Alle hatten ihre Pfirsichernte eingebracht. Die vollen Körbe hatte man wie kleine Hügel übereinander gestapelt und zum Schutz vor dem Regen mit Folie abgedeckt. Andere Pfirsiche lagen unordentlich aufgetürmt in den Pfützen im Hof herum und litten unter dem prasselnden Dauerregen. Chinesische Saftpfirsiche lassen sich nicht gut lagern, deshalb war im letzten Jahr der Lastwagen des Händlers, der uns die Pfirsiche abkauft, direkt zu uns an die Plantage herangefahren. Wir pflückten, wogen gleich vor dem Auto und luden auf. Die Fahrer scheuten keine Mühen und fuhren die Fracht über Nacht zum Verkauf in fünfhundert Kilometer und noch entfernter gelegene Städte. In diesem Jahr wollte uns der Himmel nach Jahren reichen Pfirsichglücks offensichtlich eine Strafe erteilen. Seit die Pfirsiche reif waren, gab es keinen einzigen Tag mehr mit blauem Himmel. Nur noch Regenwetter, mal regnete es Bindfäden, mal nieselte es. Hätten wir die Pfirsiche nicht gepflückt, wären sie am Baum verrottet. Aber wenn wir sie schon gepflückt bereithielten, blieb uns der leise Hoffnungsschimmer: Sobald die Wolken aufreißen, rauf mit ihnen auf den Laster und ab in die Stadt! Aber jener Tag ließ auf sich warten. Es gab keinerlei Hinweis auf einen Wetterumschwung.

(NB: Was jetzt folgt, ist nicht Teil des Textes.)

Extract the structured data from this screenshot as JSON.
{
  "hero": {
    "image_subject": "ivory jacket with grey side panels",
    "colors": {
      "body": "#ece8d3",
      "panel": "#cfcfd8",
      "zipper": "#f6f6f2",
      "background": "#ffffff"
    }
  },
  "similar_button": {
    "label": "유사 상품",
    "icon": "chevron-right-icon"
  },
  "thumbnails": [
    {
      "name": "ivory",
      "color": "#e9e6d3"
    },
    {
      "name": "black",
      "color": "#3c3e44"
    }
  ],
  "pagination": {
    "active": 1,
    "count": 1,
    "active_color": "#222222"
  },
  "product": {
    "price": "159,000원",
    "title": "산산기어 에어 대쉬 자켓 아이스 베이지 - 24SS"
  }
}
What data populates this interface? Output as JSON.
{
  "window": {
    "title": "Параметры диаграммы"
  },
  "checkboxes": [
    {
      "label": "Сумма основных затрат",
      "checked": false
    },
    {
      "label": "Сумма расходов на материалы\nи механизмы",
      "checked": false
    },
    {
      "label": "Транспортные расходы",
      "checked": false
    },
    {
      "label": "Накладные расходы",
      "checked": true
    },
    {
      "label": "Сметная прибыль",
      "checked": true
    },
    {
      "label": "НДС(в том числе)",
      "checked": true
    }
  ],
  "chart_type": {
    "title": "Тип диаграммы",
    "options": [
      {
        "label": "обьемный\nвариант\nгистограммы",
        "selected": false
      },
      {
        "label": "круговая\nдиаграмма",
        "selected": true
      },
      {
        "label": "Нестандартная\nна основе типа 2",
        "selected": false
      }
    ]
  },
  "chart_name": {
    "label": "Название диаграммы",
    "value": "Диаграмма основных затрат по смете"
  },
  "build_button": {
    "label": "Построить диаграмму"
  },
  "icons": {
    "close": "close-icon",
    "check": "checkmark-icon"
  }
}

Wir hatten nur noch dreißig Pfirsich- und Aprikosenbäume, weil mein Vater schon alt war, sich mit der Baumpflege nicht gut auskannte und weil der Ertrag meist gering war; doch dreitausend Kilo waren doch zusammengekommen. Wir besaßen auch nur wenige Obstkörbe, gerade mal sechszehn hatten wir gefüllt und im Seitenhaus auf den Gang gestellt. Die restlichen Früchte lagen aufgehäuft unter einer Plastikplane im Hof.
Ständig trieb es meinen Vater in den Regen hinaus, wo er die Plane hochhob und prüfend einen der Pfirsiche in die Hand nahm. Jedes Mal, wenn er sie lüftete, roch es faulig.
Seit ich mit Shizi verheiratet war, lebte meine Tochter bei meinem Vater. Immer wenn er durch den Regen in den Hof ging, lief meine Tochter mit einem kleinen Kinderregenschirm, der mit Tierbildern bedruckt war, hinterher.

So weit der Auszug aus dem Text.